Business and government technology investment trends go in large wave cycles of 20 years, Daley said, which means eight to 10 years of tech investment followed by eight to 10 years of tech digestion and refinement. If history is any indication and Forrester's models are right, we're entering a new period of tech innovation and growth. At the center of the next tech wave is the ability to make sure cloud computing services have a low-cost, efficient delivery model that's secure and reliable.
Weighing in on what enterprises want, Joseph Crawford, executive director of IT solutions product management for Verizon Business, said the answer is often the reliability of traditional service models but in a flexible and secure way to consume compute resources.
"Visibility is also key," Crawford said. "Customers need to know what types of audits and certifications the service provider has gone through." Verizon's Compute as a Service platform was developed with knowledge about the kind of audits financial-services and pharmaceutical companies have performed for years on other Verizon services.
Enterprises also have more flexibility than they think in terms of buying an on-demand service from a networking company, Crawford said. "We can make it look like it's just another node on the customer's private network, which is where we're seeing our biggest adoptions, particularly for test and development purposes and new applications."
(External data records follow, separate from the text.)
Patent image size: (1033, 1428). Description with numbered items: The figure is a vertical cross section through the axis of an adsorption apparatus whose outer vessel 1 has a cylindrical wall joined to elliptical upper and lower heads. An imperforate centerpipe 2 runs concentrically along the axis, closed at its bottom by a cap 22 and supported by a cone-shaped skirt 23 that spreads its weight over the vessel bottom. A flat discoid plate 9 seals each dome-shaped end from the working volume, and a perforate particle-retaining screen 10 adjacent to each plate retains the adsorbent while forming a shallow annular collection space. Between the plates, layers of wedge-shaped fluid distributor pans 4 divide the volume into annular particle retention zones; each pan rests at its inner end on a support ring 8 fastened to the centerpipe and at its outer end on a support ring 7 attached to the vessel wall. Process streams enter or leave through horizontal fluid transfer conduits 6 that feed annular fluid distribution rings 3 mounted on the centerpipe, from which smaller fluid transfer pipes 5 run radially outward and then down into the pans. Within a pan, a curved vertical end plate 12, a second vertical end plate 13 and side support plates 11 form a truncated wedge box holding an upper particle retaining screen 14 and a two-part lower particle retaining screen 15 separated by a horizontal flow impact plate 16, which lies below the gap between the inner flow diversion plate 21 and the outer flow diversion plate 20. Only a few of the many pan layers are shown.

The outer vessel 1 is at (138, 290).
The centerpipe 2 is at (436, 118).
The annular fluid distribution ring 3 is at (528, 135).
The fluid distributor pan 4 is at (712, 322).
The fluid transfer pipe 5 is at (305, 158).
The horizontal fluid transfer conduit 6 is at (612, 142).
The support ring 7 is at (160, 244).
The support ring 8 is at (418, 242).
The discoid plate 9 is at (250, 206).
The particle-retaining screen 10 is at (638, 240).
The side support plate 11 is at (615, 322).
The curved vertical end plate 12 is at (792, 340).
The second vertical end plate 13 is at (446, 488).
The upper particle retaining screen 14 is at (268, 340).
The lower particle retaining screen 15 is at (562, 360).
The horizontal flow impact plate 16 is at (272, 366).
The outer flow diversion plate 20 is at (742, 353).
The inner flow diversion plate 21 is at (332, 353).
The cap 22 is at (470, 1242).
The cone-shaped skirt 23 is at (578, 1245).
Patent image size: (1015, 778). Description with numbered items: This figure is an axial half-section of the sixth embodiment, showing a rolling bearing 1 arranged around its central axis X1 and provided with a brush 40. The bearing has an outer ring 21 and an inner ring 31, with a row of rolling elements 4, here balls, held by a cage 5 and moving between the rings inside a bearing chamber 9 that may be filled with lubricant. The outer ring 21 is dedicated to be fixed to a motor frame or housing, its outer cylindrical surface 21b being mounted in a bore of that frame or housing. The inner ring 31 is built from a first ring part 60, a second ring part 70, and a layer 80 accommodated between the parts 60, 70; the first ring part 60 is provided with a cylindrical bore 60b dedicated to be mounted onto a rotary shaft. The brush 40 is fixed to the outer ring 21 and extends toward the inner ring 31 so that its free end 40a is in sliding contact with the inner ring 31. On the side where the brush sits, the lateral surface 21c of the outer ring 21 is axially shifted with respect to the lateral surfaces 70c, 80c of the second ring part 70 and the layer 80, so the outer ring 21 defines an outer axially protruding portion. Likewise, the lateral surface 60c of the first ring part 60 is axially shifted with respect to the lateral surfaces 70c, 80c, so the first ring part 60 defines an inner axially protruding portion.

New breed of CIOs changes the cloud computing services business
The IT sea change also includes changes in who's buying the services, Daley said. Technology traditionally has been the domain of IT departments, but with any form of X as a Service (XaaS) except IaaS, the buyer is often from a line of business rather than from IT and doesn't have as much tech savvy.
"This is where the value equation has to be clear, not just a vague promise of saving money," Daley said. "The CIO's role in the future will be more that of a deliverer or aggregator of services. We see the CIO's role increasingly focused on helping the business with its goals rather than functioning as a cost center."
For now, an enterprise's adoption of cloud computing services depends on what type of CIO it has. In many cases, there is a technology-triggering event like a merger or acquisition, Crawford said. "We see those types of customers go almost by necessity to some type of consumption or pay-as-you-go model."
A second type of CIO is starting to transform the IT department to emphasize business analytics and looks at different divisions as customers. "Having the business unit performing well is what's important there," he said. "For the really progressive CIOs, it's not about server uptime but about application performance and availability."
Crawford cautions that enterprises are not talking about shutting down their data centers and moving everything to the cloud. "We see mostly triggering events, and enterprises need to understand the importance of the application, because not all applications are good to run in the cloud."
If OTT cloud providers are to be successful, they may have to build network partnerships to gain access to the intelligent network that can address security, visibility, reliability and application performance. When it comes to what could inhibit the adoption of cloud computing services, Cisco's Scott believes you can't abstract the cloud from the network, because the network is the platform.